Value of IPACK block (interspace between the popliteal artery and the capsule of the posterior knee) with adductor canal block in total knee arthroplasty

Abstract
Background: Acute postoperative pain after total knee arthroplasty (TKA) is so severe to the degree that necessitates proper analgesia which is one of the patients' human rights and prevents the drawbacks of pain on various body systems. Local anesthetic Infiltration between the Popliteal Artery and the Capsule of the Knee (IPACK) can represent a promising technique for management of postoperative pain in combination with adductor canal block (ACB) after TKA. Methods: Patients received an ACB (Group I) or ACB plus IPACK (Group II) as a component of a multimodal analgesic for TKA. Visual analogue scale (VAS) for postoperative pain assessment were assessed as the primary outcome and opioid consumption, time to first rescue analgesia, and patient satisfaction were assessed as secondary outcomes.
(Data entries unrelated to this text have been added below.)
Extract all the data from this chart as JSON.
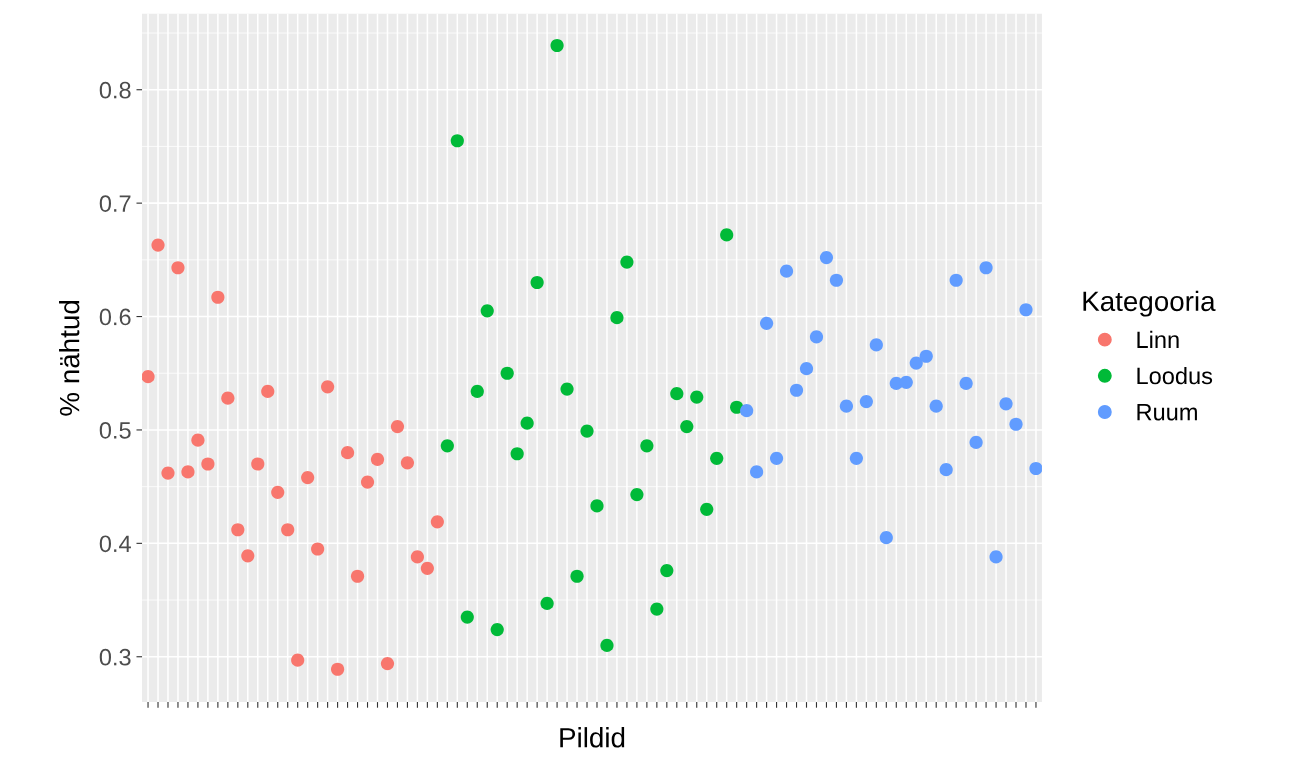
{
  "chart_data": {
    "type": "scatter",
    "xlabel": "Pildid",
    "ylabel": "% nähtud",
    "legend_title": "Kategooria",
    "legend": "right",
    "grid": true,
    "marker": "circle",
    "categories": [
      null,
      null,
      null,
      null,
      null,
      null,
      null,
      null,
      null,
      null,
      null,
      null,
      null,
      null,
      null,
      null,
      null,
      null,
      null,
      null,
      null,
      null,
      null,
      null,
      null,
      null,
      null,
      null,
      null,
      null,
      null,
      null,
      null,
      null,
      null,
      null,
      null,
      null,
      null,
      null,
      null,
      null,
      null,
      null,
      null,
      null,
      null,
      null,
      null,
      null,
      null,
      null,
      null,
      null,
      null,
      null,
      null,
      null,
      null,
      null,
      null,
      null,
      null,
      null,
      null,
      null,
      null,
      null,
      null,
      null,
      null,
      null,
      null,
      null,
      null,
      null,
      null,
      null,
      null,
      null,
      null,
      null,
      null,
      null,
      null,
      null,
      null,
      null,
      null,
      null
    ],
    "ylim": [
      0.26,
      0.867
    ],
    "yticks": [
      0.3,
      0.4,
      0.5,
      0.6,
      0.7,
      0.8
    ],
    "tick_labels": "y",
    "series": [
      {
        "name": "Linn",
        "color": "#f8766d",
        "values": [
          0.547,
          0.663,
          0.462,
          0.643,
          0.463,
          0.491,
          0.47,
          0.617,
          0.528,
          0.412,
          0.389,
          0.47,
          0.534,
          0.445,
          0.412,
          0.297,
          0.458,
          0.395,
          0.538,
          0.289,
          0.48,
          0.371,
          0.454,
          0.474,
          0.294,
          0.503,
          0.471,
          0.388,
          0.378,
          0.419,
          null,
          null,
          null,
          null,
          null,
          null,
          null,
          null,
          null,
          null,
          null,
          null,
          null,
          null,
          null,
          null,
          null,
          null,
          null,
          null,
          null,
          null,
          null,
          null,
          null,
          null,
          null,
          null,
          null,
          null,
          null,
          null,
          null,
          null,
          null,
          null,
          null,
          null,
          null,
          null,
          null,
          null,
          null,
          null,
          null,
          null,
          null,
          null,
          null,
          null,
          null,
          null,
          null,
          null,
          null,
          null,
          null,
          null,
          null,
          null
        ]
      },
      {
        "name": "Loodus",
        "color": "#00ba38",
        "values": [
          null,
          null,
          null,
          null,
          null,
          null,
          null,
          null,
          null,
          null,
          null,
          null,
          null,
          null,
          null,
          null,
          null,
          null,
          null,
          null,
          null,
          null,
          null,
          null,
          null,
          null,
          null,
          null,
          null,
          null,
          0.486,
          0.755,
          0.335,
          0.534,
          0.605,
          0.324,
          0.55,
          0.479,
          0.506,
          0.63,
          0.347,
          0.839,
          0.536,
          0.371,
          0.499,
          0.433,
          0.31,
          0.599,
          0.648,
          0.443,
          0.486,
          0.342,
          0.376,
          0.532,
          0.503,
          0.529,
          0.43,
          0.475,
          0.672,
          0.52,
          null,
          null,
          null,
          null,
          null,
          null,
          null,
          null,
          null,
          null,
          null,
          null,
          null,
          null,
          null,
          null,
          null,
          null,
          null,
          null,
          null,
          null,
          null,
          null,
          null,
          null,
          null,
          null,
          null,
          null
        ]
      },
      {
        "name": "Ruum",
        "color": "#619cff",
        "values": [
          null,
          null,
          null,
          null,
          null,
          null,
          null,
          null,
          null,
          null,
          null,
          null,
          null,
          null,
          null,
          null,
          null,
          null,
          null,
          null,
          null,
          null,
          null,
          null,
          null,
          null,
          null,
          null,
          null,
          null,
          null,
          null,
          null,
          null,
          null,
          null,
          null,
          null,
          null,
          null,
          null,
          null,
          null,
          null,
          null,
          null,
          null,
          null,
          null,
          null,
          null,
          null,
          null,
          null,
          null,
          null,
          null,
          null,
          null,
          null,
          0.517,
          0.463,
          0.594,
          0.475,
          0.64,
          0.535,
          0.554,
          0.582,
          0.652,
          0.632,
          0.521,
          0.475,
          0.525,
          0.575,
          0.405,
          0.541,
          0.542,
          0.559,
          0.565,
          0.521,
          0.465,
          0.632,
          0.541,
          0.489,
          0.643,
          0.388,
          0.523,
          0.505,
          0.606,
          0.466
        ]
      }
    ]
  }
}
Results: Regarding VAS, there were nonsignificant differences between both groups in the first 8hrs postoperative, while after 8hrs postoperative and up to 48hr postoperative, VAS scores were lower in Group II. Total morphine consumption was less in Group II which had a longer time to first rescue analgesia than Group I. Patient satisfaction 48hr postoperative was higher in Group II than in Group I. Conclusion: The combination of IPACK block with ACB has the potential of being an adequate technique for management of acute postoperative pain after TKA but this needs more researches of larger samples and use of other types of local anesthetics with different volumes and concentrations.